在 BeautifulSoup 中查找标签的字符串索引答案

【问题标题】：Finding string index of a tag in BeautifulSoup在 BeautifulSoup 中查找标签的字符串索引
【发布时间】：2023-04-10 06:37:01
【问题描述】：

BeautifulSoup 是否提供一种方法来获取标签的字符串索引或其在 HTML 字符串中的文本？

例如：

from bs4 import BeautifulSoup

html_doc = """
<html><head><title>The Dormouse's story</title></head>
<body>
<p class="title"><b>The Dormouse's story</b></p>
</body>
</html>
"""

soup = BeautifulSoup(html_doc, 'lxml')

有没有办法知道html_doc 中的字符串索引是从soup.p (The Dormouse's Story) 开始的？或者它的文本 (The Dormouse's story) 从哪里开始？

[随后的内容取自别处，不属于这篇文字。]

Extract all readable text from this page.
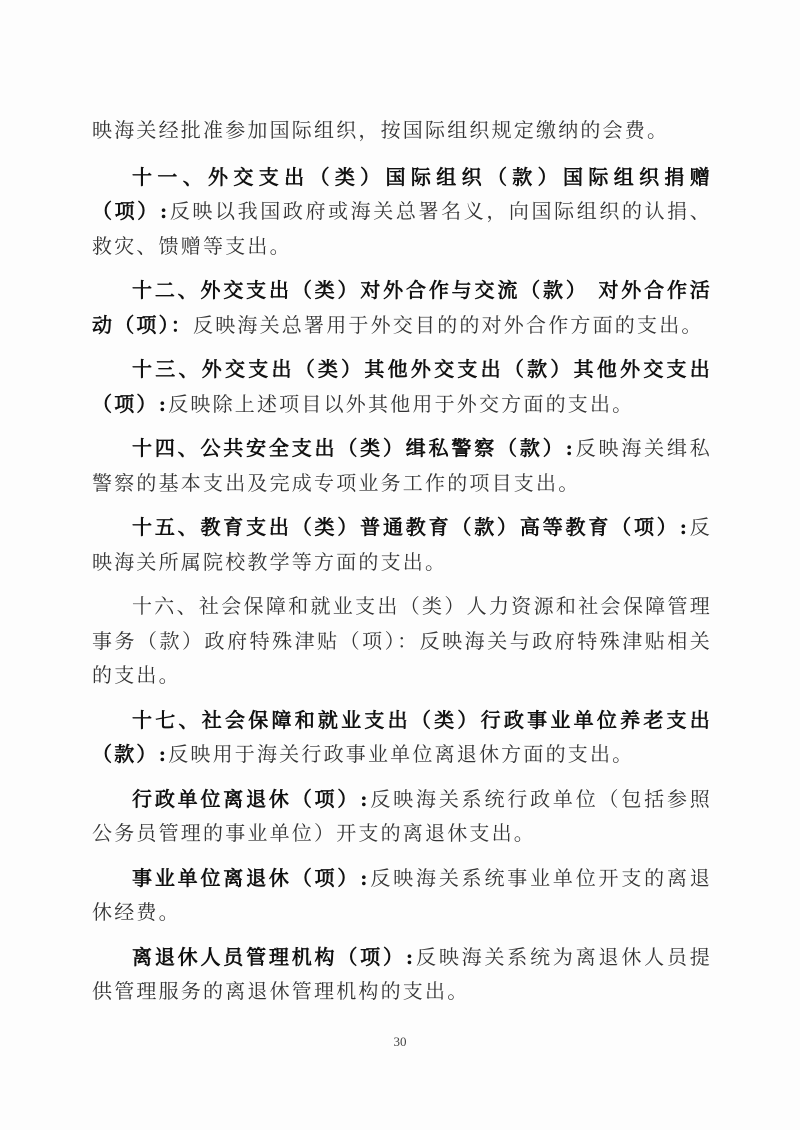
映海关经批准参加国际组织，按国际组织规定缴纳的会费。

十一、外交支出（类）国际组织（款）国际组织捐赠（项）:反映以我国政府或海关总署名义，向国际组织的认捐、救灾、馈赠等支出。

十二、外交支出（类）对外合作与交流（款） 对外合作活动（项）：反映海关总署用于外交目的的对外合作方面的支出。

十三、外交支出（类）其他外交支出（款）其他外交支出（项）:反映除上述项目以外其他用于外交方面的支出。

十四、公共安全支出（类）缉私警察（款）:反映海关缉私警察的基本支出及完成专项业务工作的项目支出。

十五、教育支出（类）普通教育（款）高等教育（项）:反映海关所属院校教学等方面的支出。

十六、社会保障和就业支出（类）人力资源和社会保障管理事务（款）政府特殊津贴（项）：反映海关与政府特殊津贴相关的支出。

十七、社会保障和就业支出（类）行政事业单位养老支出（款）:反映用于海关行政事业单位离退休方面的支出。

行政单位离退休（项）:反映海关系统行政单位（包括参照公务员管理的事业单位）开支的离退休支出。

事业单位离退休（项）:反映海关系统事业单位开支的离退休经费。

离退休人员管理机构（项）:反映海关系统为离退休人员提供管理服务的离退休管理机构的支出。

30
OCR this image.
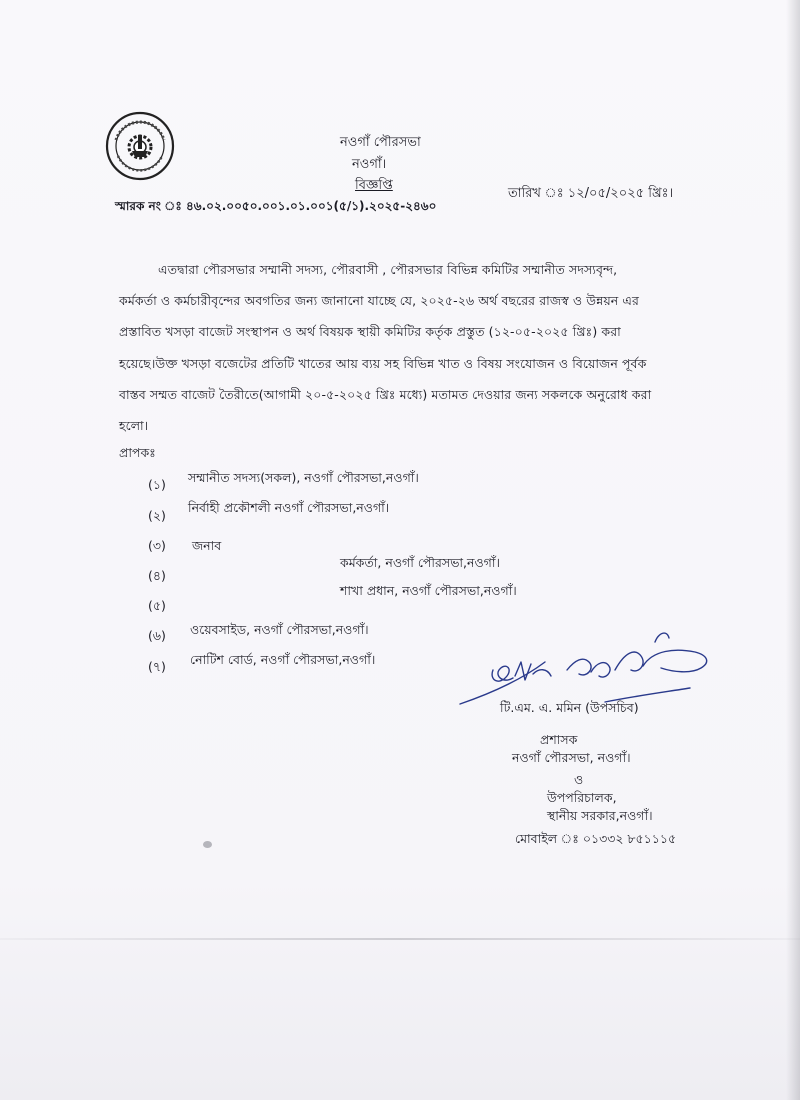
নওগাঁ পৌরসভা
নওগাঁ।
বিজ্ঞপ্তি
স্মারক নং ঃ ৪৬.০২.০০৫০.০০১.০১.০০১(৫/১).২০২৫-২৪৬০
তারিখ ঃ ১২/০৫/২০২৫ খ্রিঃ।
এতদ্বারা পৌরসভার সম্মানী সদস্য, পৌরবাসী , পৌরসভার বিভিন্ন কমিটির সম্মানীত সদস্যবৃন্দ,
কর্মকর্তা ও কর্মচারীবৃন্দের অবগতির জন্য জানানো যাচ্ছে যে, ২০২৫-২৬ অর্থ বছরের রাজস্ব ও উন্নয়ন এর
প্রস্তাবিত খসড়া বাজেট সংস্থাপন ও অর্থ বিষয়ক স্থায়ী কমিটির কর্তৃক প্রস্তুত (১২-০৫-২০২৫ খ্রিঃ) করা
হয়েছে।উক্ত খসড়া বজেটের প্রতিটি খাতের আয় ব্যয় সহ বিভিন্ন খাত ও বিষয় সংযোজন ও বিয়োজন পূর্বক
বাস্তব সম্মত বাজেট তৈরীতে(আগামী ২০-৫-২০২৫ খ্রিঃ মধ্যে) মতামত দেওয়ার জন্য সকলকে অনুরোধ করা
হলো।
প্রাপকঃ
(১) সম্মানীত সদস্য(সকল), নওগাঁ পৌরসভা,নওগাঁ।
(২)
নির্বাহী প্রকৌশলী নওগাঁ পৌরসভা,নওগাঁ।
(৩) জনাব
(৪)
কর্মকর্তা, নওগাঁ পৌরসভা,নওগাঁ।
(৫)
শাখা প্রধান, নওগাঁ পৌরসভা,নওগাঁ।
(৬) ওয়েবসাইড, নওগাঁ পৌরসভা,নওগাঁ।
(৭) নোটিশ বোর্ড, নওগাঁ পৌরসভা,নওগাঁ।
টি.এম. এ. মমিন (উপসচিব)
প্রশাসক
নওগাঁ পৌরসভা, নওগাঁ।
ও
উপপরিচালক,
স্থানীয় সরকার,নওগাঁ।
মোবাইল ঃ ০১৩৩২ ৮৫১১১৫
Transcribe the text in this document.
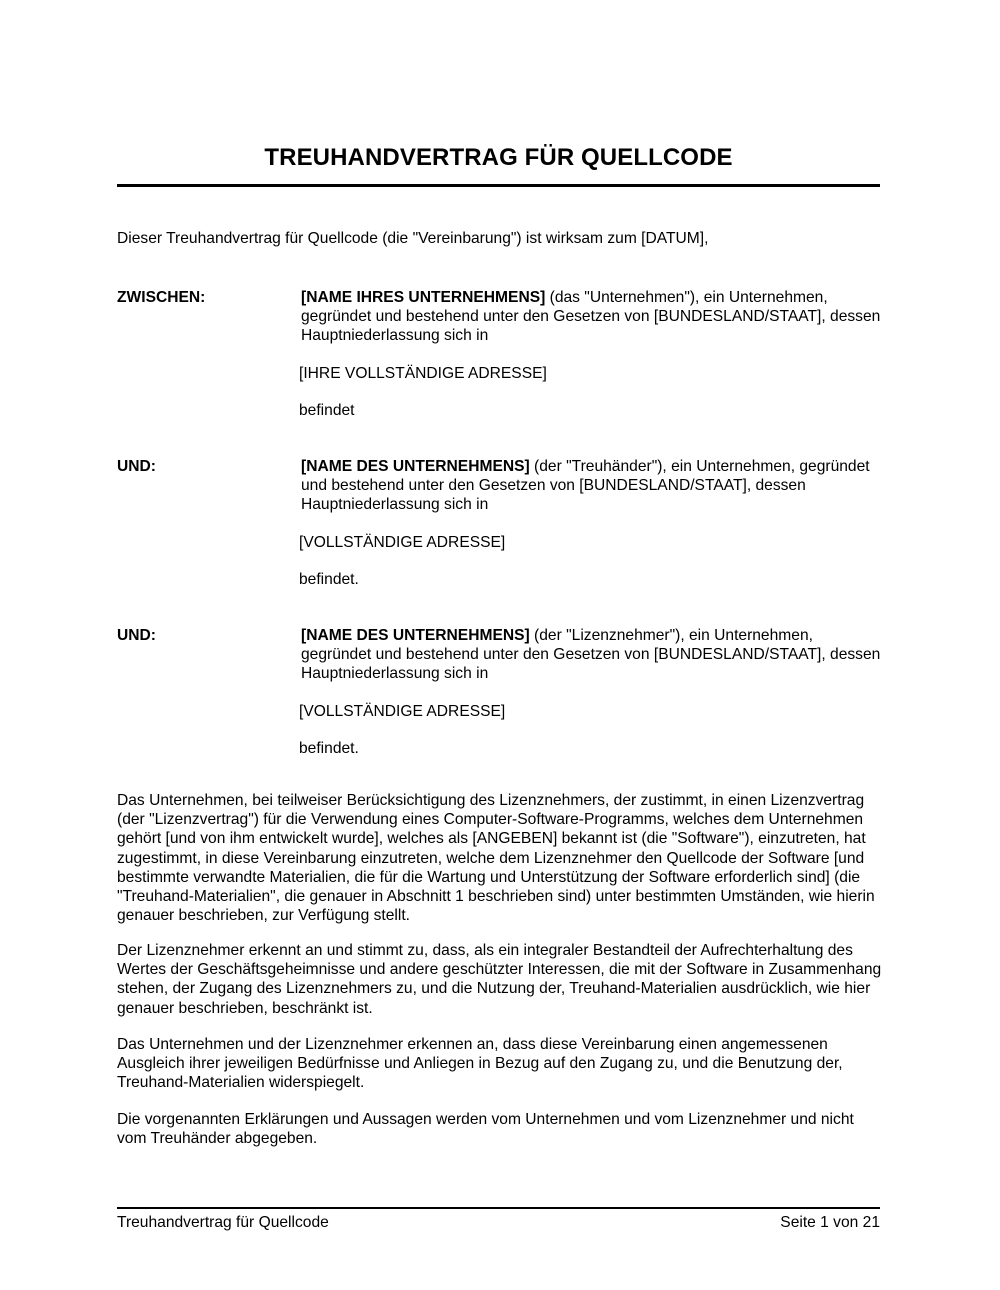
TREUHANDVERTRAG FÜR QUELLCODE
Dieser Treuhandvertrag für Quellcode (die "Vereinbarung") ist wirksam zum [DATUM],
ZWISCHEN:	[NAME IHRES UNTERNEHMENS] (das "Unternehmen"), ein Unternehmen, gegründet und bestehend unter den Gesetzen von [BUNDESLAND/STAAT], dessen Hauptniederlassung sich in

[IHRE VOLLSTÄNDIGE ADRESSE]

befindet

UND:	[NAME DES UNTERNEHMENS] (der "Treuhänder"), ein Unternehmen, gegründet und bestehend unter den Gesetzen von [BUNDESLAND/STAAT], dessen Hauptniederlassung sich in

[VOLLSTÄNDIGE ADRESSE]

befindet.

UND:	[NAME DES UNTERNEHMENS] (der "Lizenznehmer"), ein Unternehmen, gegründet und bestehend unter den Gesetzen von [BUNDESLAND/STAAT], dessen Hauptniederlassung sich in

[VOLLSTÄNDIGE ADRESSE]

befindet.

Das Unternehmen, bei teilweiser Berücksichtigung des Lizenznehmers, der zustimmt, in einen Lizenzvertrag (der "Lizenzvertrag") für die Verwendung eines Computer-Software-Programms, welches dem Unternehmen gehört [und von ihm entwickelt wurde], welches als [ANGEBEN] bekannt ist (die "Software"), einzutreten, hat zugestimmt, in diese Vereinbarung einzutreten, welche dem Lizenznehmer den Quellcode der Software [und bestimmte verwandte Materialien, die für die Wartung und Unterstützung der Software erforderlich sind] (die "Treuhand-Materialien", die genauer in Abschnitt 1 beschrieben sind) unter bestimmten Umständen, wie hierin genauer beschrieben, zur Verfügung stellt.

Der Lizenznehmer erkennt an und stimmt zu, dass, als ein integraler Bestandteil der Aufrechterhaltung des Wertes der Geschäftsgeheimnisse und andere geschützter Interessen, die mit der Software in Zusammenhang stehen, der Zugang des Lizenznehmers zu, und die Nutzung der, Treuhand-Materialien ausdrücklich, wie hier genauer beschrieben, beschränkt ist.

Das Unternehmen und der Lizenznehmer erkennen an, dass diese Vereinbarung einen angemessenen Ausgleich ihrer jeweiligen Bedürfnisse und Anliegen in Bezug auf den Zugang zu, und die Benutzung der, Treuhand-Materialien widerspiegelt.

Die vorgenannten Erklärungen und Aussagen werden vom Unternehmen und vom Lizenznehmer und nicht vom Treuhänder abgegeben.

Treuhandvertrag für Quellcode	Seite 1 von 21
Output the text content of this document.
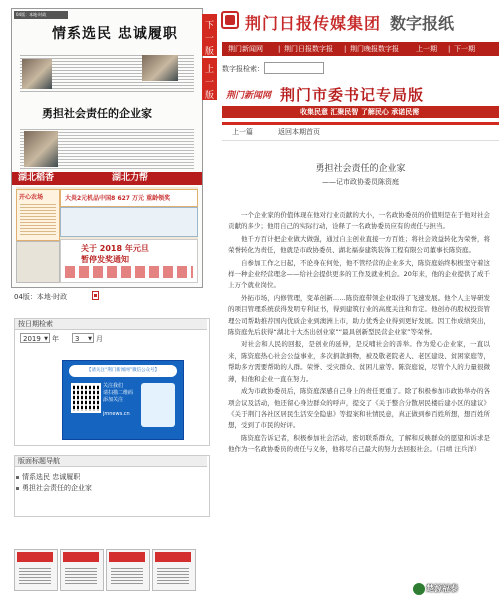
04版：本地·时政
情系选民 忠诚履职
勇担社会责任的企业家
湖北稻香	湖北力帮
开心农场	大炎2元机品中国8 627 万元 重龄领奖
关于 2018 年元旦
暂停发奖通知
下一版
上一版
荆门日报传媒集团 数字报纸
荆门新闻网 | 荆门日报数字报 | 荆门晚报数字报 上一期 | 下一期
数字报检索：
荆门新闻网 荆门市委书记专局版
收集民意 汇聚民智 了解民心 承诺民需
上一篇	返回本期首页
勇担社会责任的企业家
——记市政协委员陈资庭

一个企业家的价值体现在他对行业贡献的大小，一名政协委员的价值则是在于他对社会贡献的多少；他用自己的实际行动，诠释了一名政协委员应有的责任与担当。

他千方百计把企业做大做强，通过自主创业直接一方百姓；将社会效益转化为荣誉，将荣誉转化为责任，他就是市政协委员、湖北福泰建筑装饰工程有限公司董事长陈资庭。

自参加工作之日起，不论身在何处，他不管经营的企业多大，陈资庭始终积极坚守着这样一种企业经营理念——给社会提供更多的工作及就业机会。20年来，他的企业提供了成千上万个就业岗位。

外拓市场，内修管理，变革创新……陈资庭带领企业取得了飞速发展。他个人主导研发的项目管理系统获得发明专利证书，得到建筑行业的高度关注和肯定。他创办的股权投资管理公司帮助推荐国内优质企业到澳洲上市，助力优秀企业得到更好发展。因工作成绩突出，陈资庭先后获得“湖北十大杰出创业家”“最具创新型民营企业家”等荣誉。

对社会和人民的回报，是创业的延伸，是反哺社会的善举。作为爱心企业家，一直以来，陈资庭热心社会公益事业，多次捐款捐物，被及敬老院老人、老区建设、贫困家庭等，帮助多方需要帮助的人群。荣誉、受灾群众、贫困儿童等。陈资庭说，尽管个人的力量很微薄，但他和企业一直在努力。

成为市政协委员后，陈资庭深感自己身上的责任更重了。除了积极参加市政协举办的各项会议及活动，他还留心身边群众的呼声，提交了《关于整合分散居民楼后建小区的建议》《关于荆门各社区居民生活安全隐患》等提案和社情民意，真正做到参百姓所想，想百姓所想，受到了市民的好评。

陈资庭告诉记者，积极参加社会活动，密切联系群众，了解和反映群众的愿望和诉求是他作为一名政协委员的责任与义务，他将尽自己最大的努力去回报社会。（吕靖 汪兵洋）

04版：本地·时政
按日期检索
2019 ▼ 年	3 ▼ 月
【请关注“荆门新闻网”微信公众号】
关注我们
请扫描二维码
添加关注
jmnews.cn
版面标题导航
情系选民 忠诚履职
勇担社会责任的企业家
楚源福泰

编辑：soup.p 的预期索引为 63，即html_doc.index('''The Dormouse's story''')。其文本的预期索引为 83。我没有使用 str.index()，因为返回的索引可能与相关标签不对应。

【问题讨论】：

标签： python html string beautifulsoup

【解决方案1】：

from bs4 import BeautifulSoup

html_doc = """
<html><head><title>The Dormouse's story</title></head>
<body>
<p class="title"><b>The Dormouse's story</b></p>
<p class="title"><b>The Dormouse's story</b></p>
</body>
</html>
"""
def findall(patt, s):
    '''Yields all the positions of the pattern patt in the string s.'''
    i = s.find(patt)
    while i != -1:
        yield i
        i = s.find(patt, i+1)

soup = BeautifulSoup(html_doc, 'html.parser')
x = str(soup)
y = str(soup.find("p", {'class':'title'}))
print([(i, x[i:i+len(y)]) for i in findall(y, x)])

【讨论】：

如果多次出现完全相同的标签怎么办？ BeautifulSoup 标记对象是否像词法分析器一样在解析它的字符串中保留一个位置？

【解决方案2】：

您似乎在进行一些网络抓取。我建议您查看XPath - Google 搜索您正在编码的语言的 XPath 库。

使用 XPath 选择器，您可以找到如下文本元素：

("//text()[contains(.,"The Dormouse's story")]")

从这里开始，如果需要段落元素，只需选择其父类即可。

【讨论】：

【解决方案3】：

你可以这样做。

print(soup.find("p").text)

输出是，

The Dormouse's story

可以更改html_doc的内容以验证代码逻辑。

像这样更改html_doc。

html_doc = """
<html><head><title>The EEEE's story</title></head>
<body>
<p class="title"><b>The Dormouse's story</b></p>
</body>
</html>
"""

代码与上面的输出相同。

【讨论】：